= Olivier Zunz =

American social historian

Olivier Zunz (born 1946) is a social historian, and Commonwealth Professor at the University of Virginia, known for his work on the twentieth-century history of the American urban society and the development of modern philanthropy. He is also a leading Tocqueville historian.

== Early life ==
Zunz was born and raised in France. He received his BA in history and geography (licence d'histoire et de géographie) from the University of Paris in 1968, his PhD from the Pantheon-Sorbonne University in 1977, where in 1982 he also received his Doctor of Letters. Zunz also spent several years studying at Princeton.

== Career ==
Since 1979 he has been a Commonwealth Professor at the Corcoran Department of History of the University of Virginia. In 1986 he was awarded a Guggenheim Fellowships for his exceptional work on US history.

In 2011, he was named an Officier of the French Ordre National du Mérite.

== Selected publications ==
- Philanthropy in America: A History. Princeton University Press, 2012. (French translation: La Philanthropie en Amérique. Argent privé, affaires d'Etat, Fayard, 2012).
- Zunz, O., Tilly, C., Cohen, D. W., Taylor, W. B., & Rowe, W. T. (1985). Reliving the Past: The Worlds of Social History. UNC Press Books.
- Zunz, Olivier.
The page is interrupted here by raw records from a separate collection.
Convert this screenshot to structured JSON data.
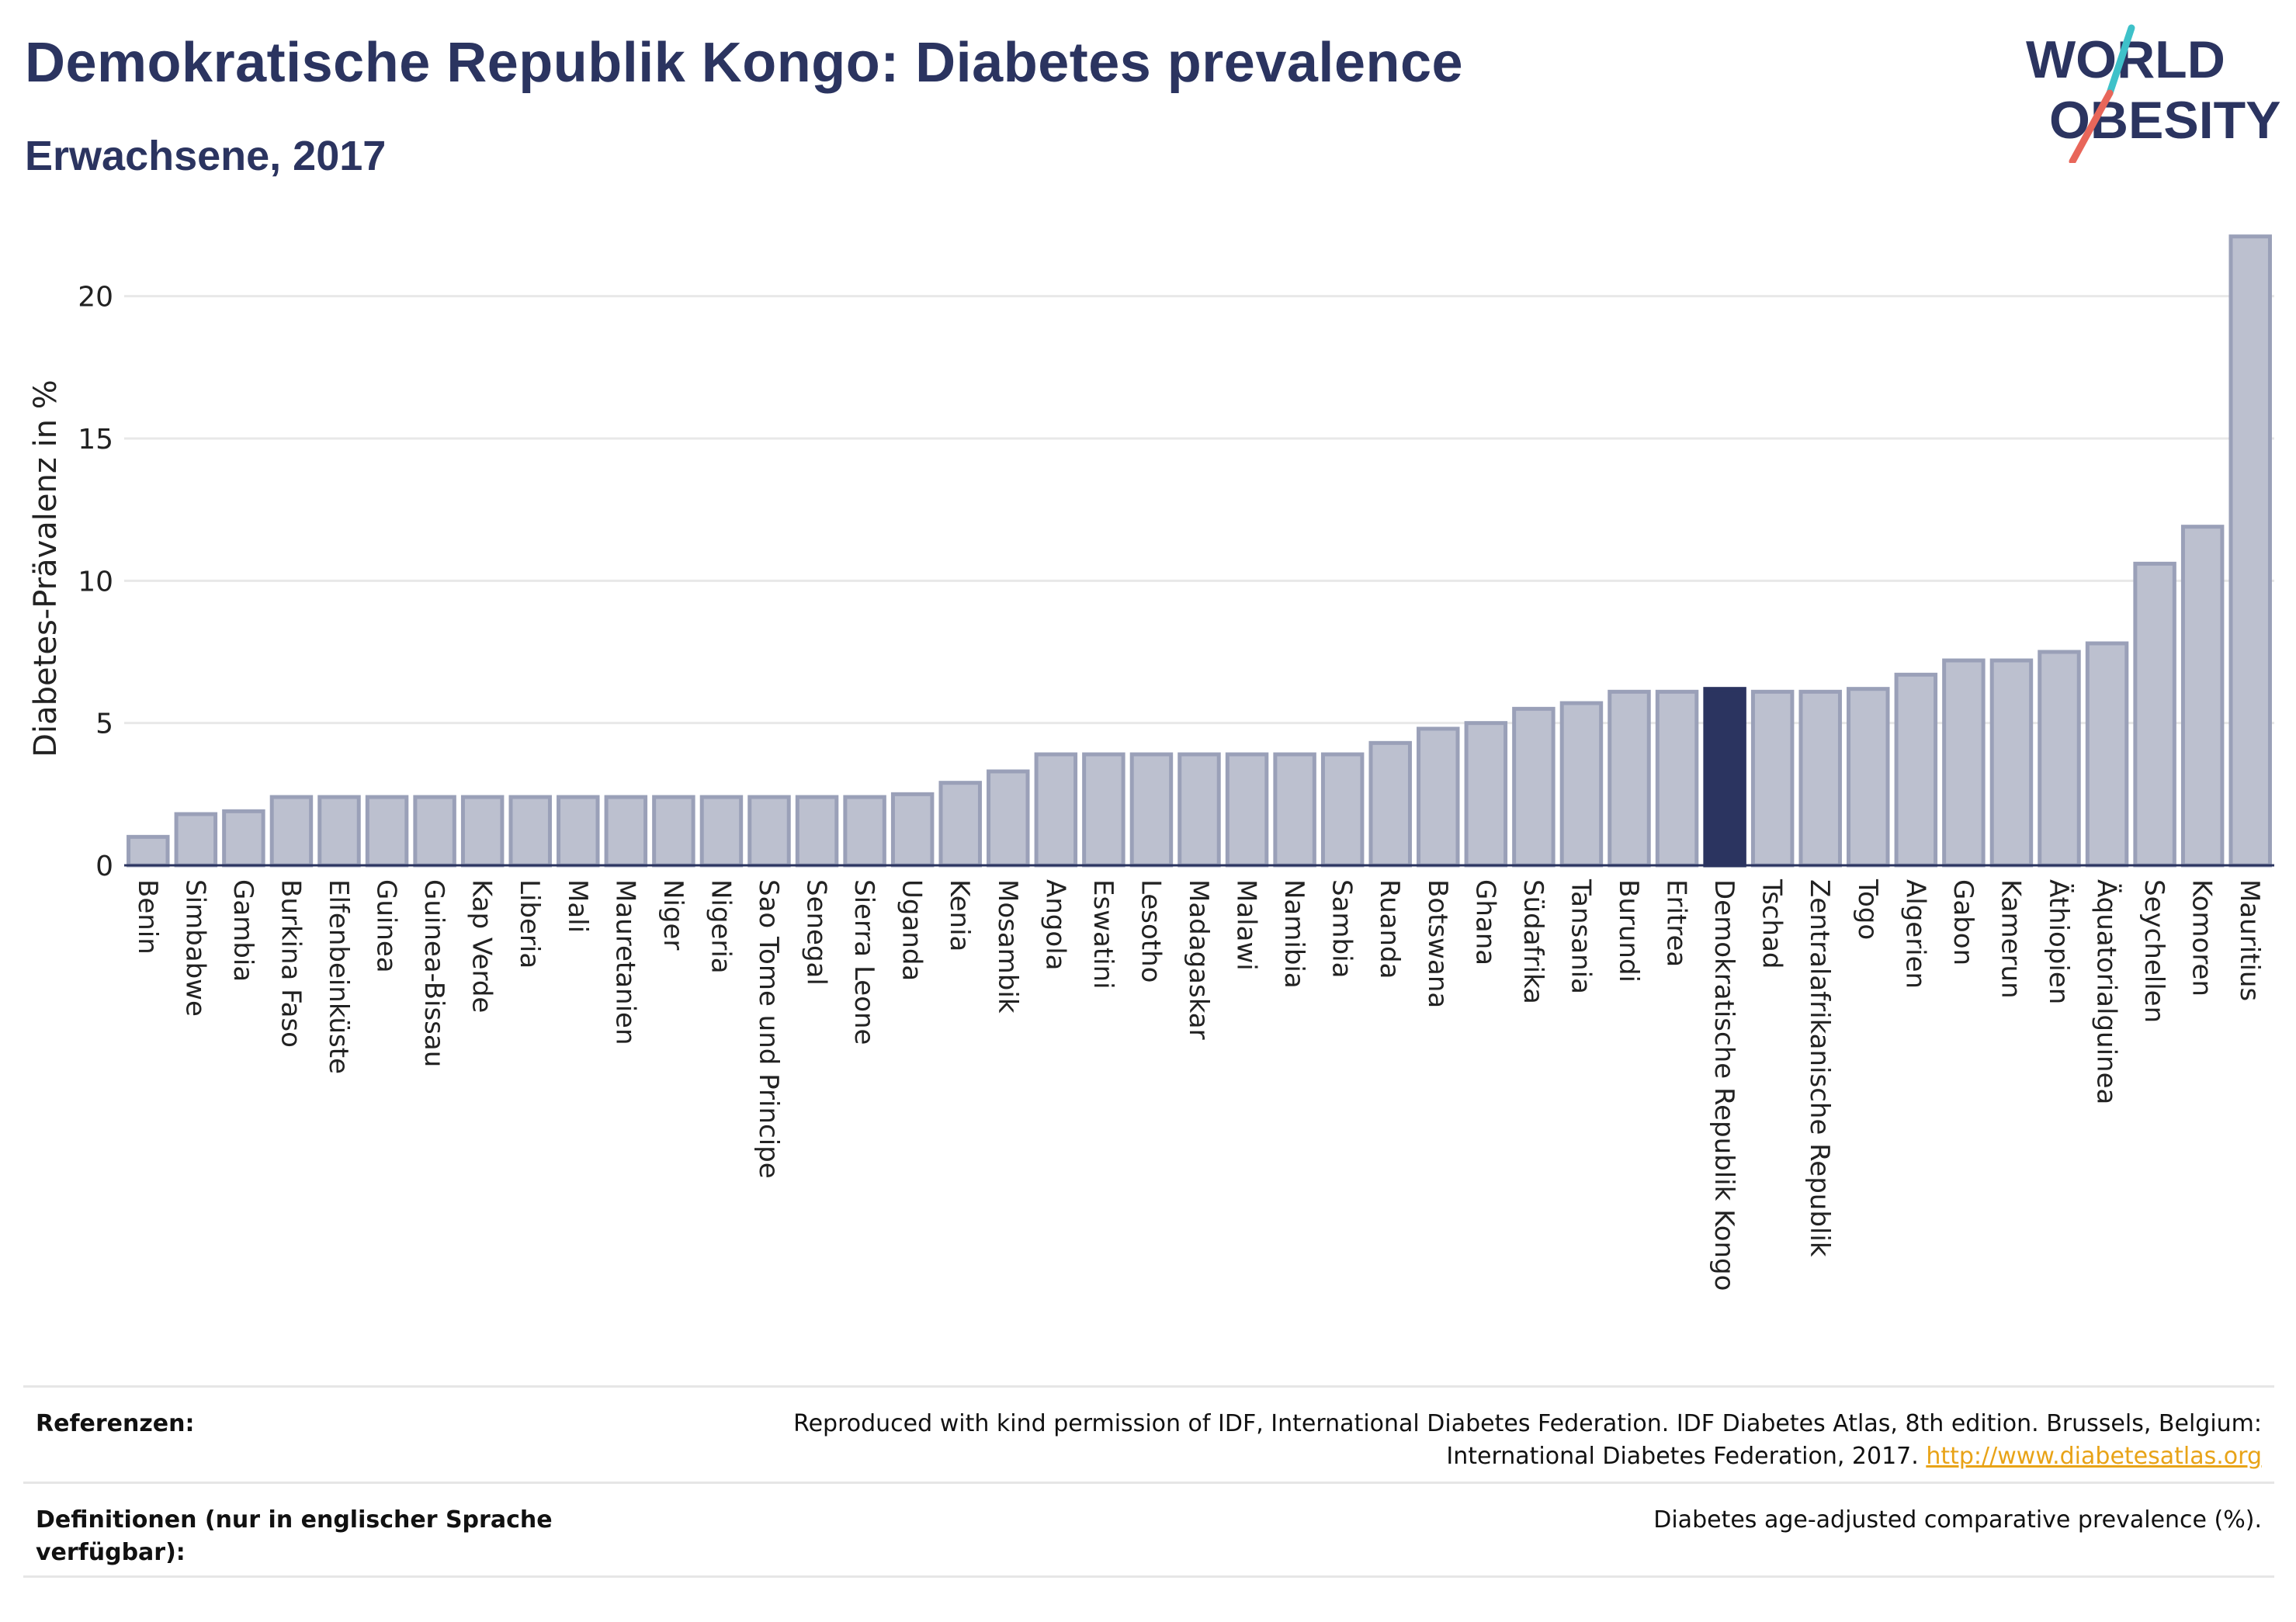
{
  "header": {
    "title": "Demokratische Republik Kongo: Diabetes prevalence",
    "subtitle": "Erwachsene, 2017"
  },
  "logo": {
    "line1": "WORLD",
    "line2": "OBESITY",
    "slash_colors": [
      "#3ec1c9",
      "#e8665a"
    ]
  },
  "colors": {
    "bar": "#bcc0cf",
    "bar_border": "#9aa0b8",
    "highlight": "#2b3460",
    "gridline": "#e8e8e8",
    "axis": "#2b3460"
  },
  "chart_data": {
    "type": "bar",
    "title": "Demokratische Republik Kongo: Diabetes prevalence",
    "subtitle": "Erwachsene, 2017",
    "ylabel": "Diabetes-Prävalenz in %",
    "xlabel": "",
    "ylim": [
      0,
      22.5
    ],
    "yticks": [
      0,
      5,
      10,
      15,
      20
    ],
    "highlight": "Demokratische Republik Kongo",
    "grid": true,
    "categories": [
      "Benin",
      "Simbabwe",
      "Gambia",
      "Burkina Faso",
      "Elfenbeinküste",
      "Guinea",
      "Guinea-Bissau",
      "Kap Verde",
      "Liberia",
      "Mali",
      "Mauretanien",
      "Niger",
      "Nigeria",
      "Sao Tome und Principe",
      "Senegal",
      "Sierra Leone",
      "Uganda",
      "Kenia",
      "Mosambik",
      "Angola",
      "Eswatini",
      "Lesotho",
      "Madagaskar",
      "Malawi",
      "Namibia",
      "Sambia",
      "Ruanda",
      "Botswana",
      "Ghana",
      "Südafrika",
      "Tansania",
      "Burundi",
      "Eritrea",
      "Demokratische Republik Kongo",
      "Tschad",
      "Zentralafrikanische Republik",
      "Togo",
      "Algerien",
      "Gabon",
      "Kamerun",
      "Äthiopien",
      "Äquatorialguinea",
      "Seychellen",
      "Komoren",
      "Mauritius"
    ],
    "values": [
      1.0,
      1.8,
      1.9,
      2.4,
      2.4,
      2.4,
      2.4,
      2.4,
      2.4,
      2.4,
      2.4,
      2.4,
      2.4,
      2.4,
      2.4,
      2.4,
      2.5,
      2.9,
      3.3,
      3.9,
      3.9,
      3.9,
      3.9,
      3.9,
      3.9,
      3.9,
      4.3,
      4.8,
      5.0,
      5.5,
      5.7,
      6.1,
      6.1,
      6.2,
      6.1,
      6.1,
      6.2,
      6.7,
      7.2,
      7.2,
      7.5,
      7.8,
      10.6,
      11.9,
      22.1
    ]
  },
  "footer": {
    "references_label": "Referenzen:",
    "references_text_line1": "Reproduced with kind permission of IDF, International Diabetes Federation. IDF Diabetes Atlas, 8th edition. Brussels, Belgium:",
    "references_text_line2": "International Diabetes Federation, 2017.",
    "references_link": "http://www.diabetesatlas.org",
    "definitions_label": "Definitionen (nur in englischer Sprache verfügbar):",
    "definitions_text": "Diabetes age-adjusted comparative prevalence (%)."
  }
}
Making America Corporate, 1870–1920. University of Chicago Press, 1992.
- Zunz, Olivier. Why the American Century? University of Chicago Press, 1998.
- Zunz, Olivier. The Changing Face of Inequality: Urbanization, Industrial Development, and Immigrants in Detroit, 1880–1920. University of Chicago Press, 1982.

Articles, a selection:
- Zunz, Olivier, John Bodnar, and Stephan Thernstrom. "American History and the Changing Meaning of Assimilation [with Comments and Response]." Journal of American Ethnic History 4.2 (1985): 53–84.
- Barkan, E. R., Vecoli, R. J., Alba, R. D., & Zunz, O. (1995). "Race, Religion, and Nationality in American Society: A Model of Ethnicity: From Contact to Assimilation [with Comment, with Response]." Journal of American Ethnic History, 38–101.